A chain of circumstances leads her to Jewish spice merchant Asher, whose shop is filled with intoxicating colours and perfumes but whose community is experiencing severe repression.

They fall in love against the backdrop of periodic purges, the power of Christianity as a tool of the state and the burgeoning wool trade with Northern Europe.

It’s a powerful and beautiful book that turns on Jewish libels that echo, surprisingly strongly, to the current day – mandatory yellow stars, deep suspicions about money-lending and accusations of usury, even from those who could not trade without the money-lenders’ services.

Robyn was also fascinated by the endurance of folk stories – a central thread of the novel is the story of Little Hugh, a child supposedly murdered by Jews whose shrine as a saint was venerated at Lincoln Cathedral until well into this century.

Her academic research into mediaeval history and literature stems from a deep love of the Middle Ages, often dismissed as a boring period. She says it’s anything but dull, the literature filled with extraordinary stories about dragons, virgins, saints and miracles.

The Fire and the Rose book cover

Murrumbateman author Robyn Cadwallader’s new novel. Photo: Supplied.

In both novels Eleanor is a countercultural character, pushing back against a world that wants to limit both her ambitions and her power over her own body.

“She’s someone who is prepared to take a lot of risks to be who she wants to be and pursue the thing that matters to her, and she is poor,” Robyn says.

“She’s not in a convent. She’s not the daughter or wife of a wealthy man. She has no levers to pull at all. I really was setting out to write a woman who was propelled by her absolute love of words.”

Don’t construe The Fire and the Rose purely as a feminist parable, though, Robyn says. “Patriarchy doesn’t necessarily mean that women are entirely cowed.

“All of my characters discover their sense of agency somewhere, but it’s not necessarily what we might think today. It’s interesting to note that in the villages, often women had more possibility for taking on roles like buying and selling property, building, developing land, not necessarily marrying.

“Research is now showing women did all those things. If you’re upper class, once you were of marriageable age or even before, things were decided for you.
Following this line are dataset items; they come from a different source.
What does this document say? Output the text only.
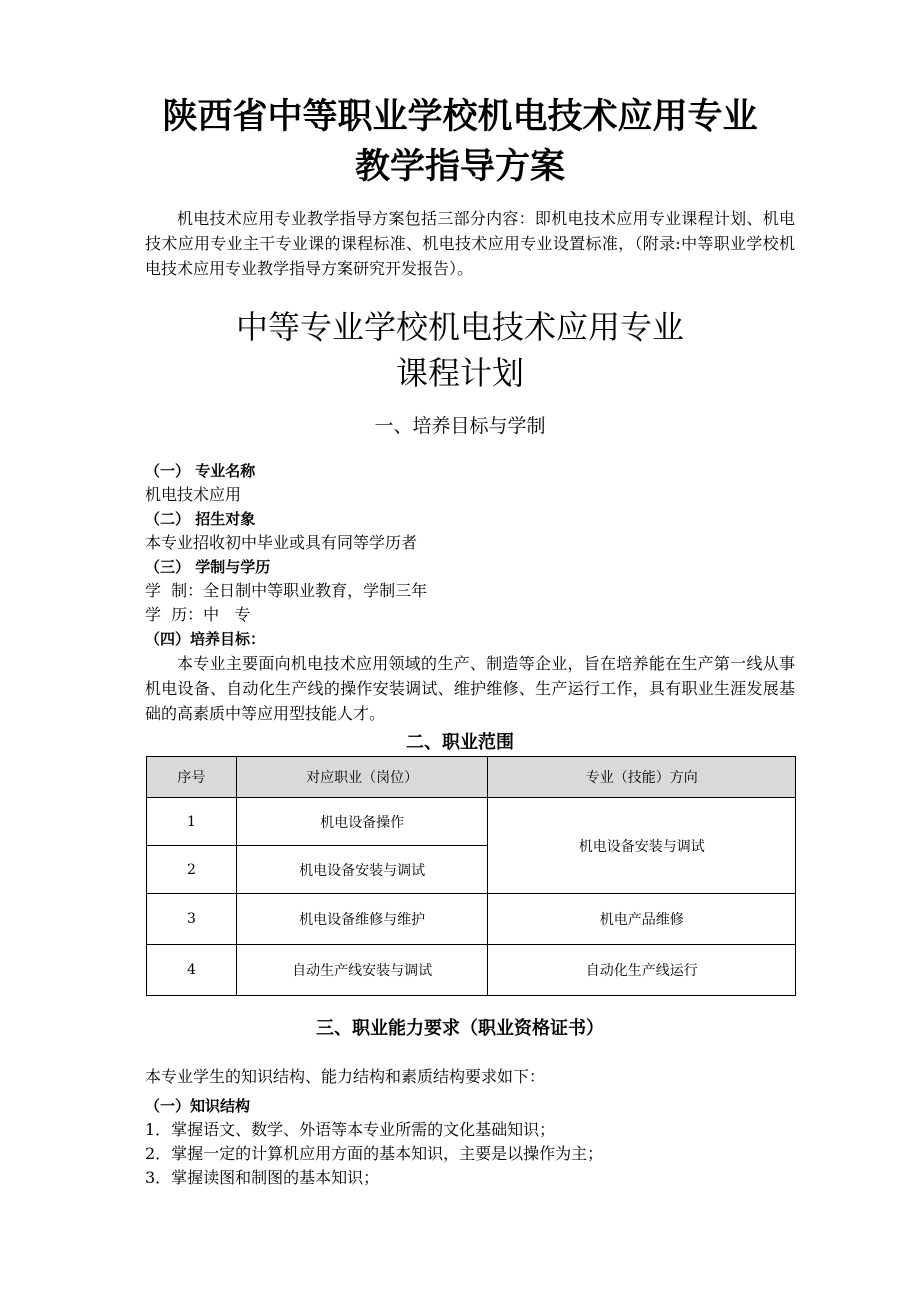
陕西省中等职业学校机电技术应用专业
教学指导方案

机电技术应用专业教学指导方案包括三部分内容：即机电技术应用专业课程计划、机电技术应用专业主干专业课的课程标准、机电技术应用专业设置标准，（附录:中等职业学校机电技术应用专业教学指导方案研究开发报告）。

中等专业学校机电技术应用专业
课程计划
一、培养目标与学制
（一） 专业名称
机电技术应用
（二） 招生对象
本专业招收初中毕业或具有同等学历者
（三） 学制与学历
学  制：全日制中等职业教育，学制三年
学  历：中   专
（四）培养目标：
本专业主要面向机电技术应用领域的生产、制造等企业，旨在培养能在生产第一线从事机电设备、自动化生产线的操作安装调试、维护维修、生产运行工作，具有职业生涯发展基础的高素质中等应用型技能人才。
二、职业范围
序号	对应职业（岗位）	专业（技能）方向
1	机电设备操作	机电设备安装与调试
2	机电设备安装与调试	
3	机电设备维修与维护	机电产品维修
4	自动生产线安装与调试	自动化生产线运行
三、职业能力要求（职业资格证书）
本专业学生的知识结构、能力结构和素质结构要求如下：
（一）知识结构
1．掌握语文、数学、外语等本专业所需的文化基础知识；
2．掌握一定的计算机应用方面的基本知识，主要是以操作为主；
3．掌握读图和制图的基本知识；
So it’s often ordinary women who had more possibilities open to them.”

Robyn’s novels are deeply researched: she visited Lincoln and spoke extensively with the rabbi of Sydney’s Great Synagogue to ensure her characters were authentic.
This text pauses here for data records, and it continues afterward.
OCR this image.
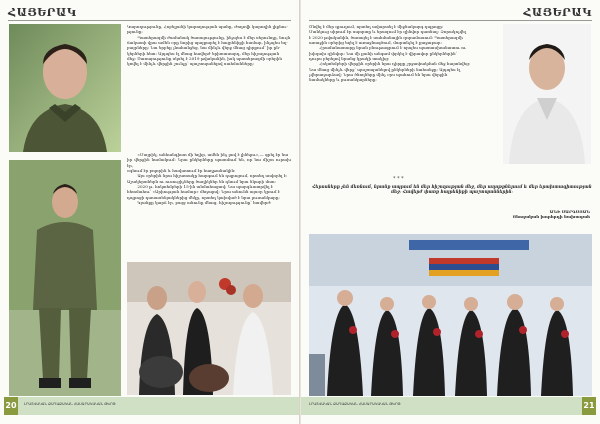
ՀԱՅԵՐԱԿ

Կարողությունը, Հոբելյանի կարողության պահը, Ժողովի կարողին լիքնու-
թյունը։
	Պատերազմի ժամանակ ծառայությունը, ինչպես է մեր սերունդը, նույն
ճակատի վրա ամեն օրը նորից պայքարել է հայրենիքի համար, ինչպես եղ-
բայրները։ Նա երբեք չնահանջեց, նա մինչև վերջ մնաց դիրքում՝ իր ըն-
կերների հետ։ Այդպես էլ մնաց հավերժ երիտասարդ, մեր հիշողության
մեջ։ Ծառայությունը սկսել է 2019 թվականին, իսկ պատերազմի օրերին
կռվել է մինչև վերջին շունչը՝ պաշտպանելով սահմանները։

	«Մայրիկ, անհանգիստ մի եղիր, ամեն ինչ լավ է լինելու»,— գրել էր նա
իր վերջին նամակում։ Նրա ընկերները պատմում են, որ նա միշտ ուրախ էր,
օգնում էր բոլորին և հավատում էր հաղթանակին։
	Այս օրերին նրա հիշատակը հարգում են դպրոցում, որտեղ սովորել է։
Աշակերտներն ու ուսուցիչները ծաղիկներ են դնում նրա նկարի մոտ։
	2020 թ. հոկտեմբերի 15-ին անմահացավ։ Նա պարգևատրվել է
հետմահու՝ «Արիության համար» մեդալով։ Նրա անունն այսօր կրում է
դպրոցի դասասենյակներից մեկը, որտեղ կախված է նրա լուսանկարը։
	Կյանքը կարճ էր, բայց անունը մնաց, հիշողությունը՝ հավերժ։

20	ԼՐԱՏՎԱԿԱՆ ՔԱՂԱՔԱԿԱՆ ՀԱՍԱՐԱԿԱԿԱՆ ԹԵՐԹ
ՀԱՅԵՐԱԿ

Ծնվել է մեր գյուղում, որտեղ ավարտել է միջնակարգ դպրոցը։
Մանկուց սիրում էր սպորտը և երազում էր զինվոր դառնալ։ Զորակոչվել
է 2020 թվականին, ծառայել է սահմանային զորամասում։ Պատերազմի
առաջին օրերից եղել է առաջնագծում, մարտնչել է քաջաբար։
	Հրամանատարը նրան բնութագրում է որպես պատասխանատու ու
խիզախ զինվոր։ Նա մի քանի անգամ փրկել է վիրավոր ընկերներին՝
դուրս բերելով նրանց կրակի տակից։
	Հոկտեմբերի վերջին օրերին նրա դիրքը շրջափակման մեջ հայտնվեց։
Նա մնաց մինչև վերջ՝ պաշտպանելով ընկերների նահանջը։ Այդպես էլ
չվերադարձավ։ Նրա ծնողները մինչ օրս պահում են նրա վերջին
նամակները և լուսանկարները։

* * *

Հերոսները չեն մեռնում, նրանք ապրում են մեր հիշողության մեջ, մեր աղոթքներում և մեր երախտագիտության մեջ։ Հավերժ փառք հայրենիքի պաշտպաններին։

ԱՆԻ ՍԱՐԳՍՅԱՆ
Ծնողական խորհրդի նախագահ

ԼՐԱՏՎԱԿԱՆ ՔԱՂԱՔԱԿԱՆ ՀԱՍԱՐԱԿԱԿԱՆ ԹԵՐԹ	21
“I think my biggest struggle was knowing how to write Jewish characters. I was very aware this was sensitive territory, but I believe if we research in the right place and speak to the right people, we can take on someone who’s outside our own experience,” she says. “But you’ve got to do the work.”

The book wasn’t written with a clear end in sight: in writing terms, Robyn says she is more of a “pantser” (as in, by the seat of her pants) than a plotter. Historical events, such as King Edward ‘s sudden decision to exile the English Jews in 1290, gave her guidelines but she didn’t know until the end where Eleanor and Asher’s relationship would go.

“If you don’t know where you’re going, there’s a certain energy in the writing, because you’re discovering it too,” she says.

“I did a lot of work on Eleanor and her character. I knew a bit about her as a little girl, but I wanted to know more about her as an adult. How does it affect our lives to have skills or interests that nobody else around you has? That’s a story for all of us.”

The Fire and the Rose is published by Harper Collins.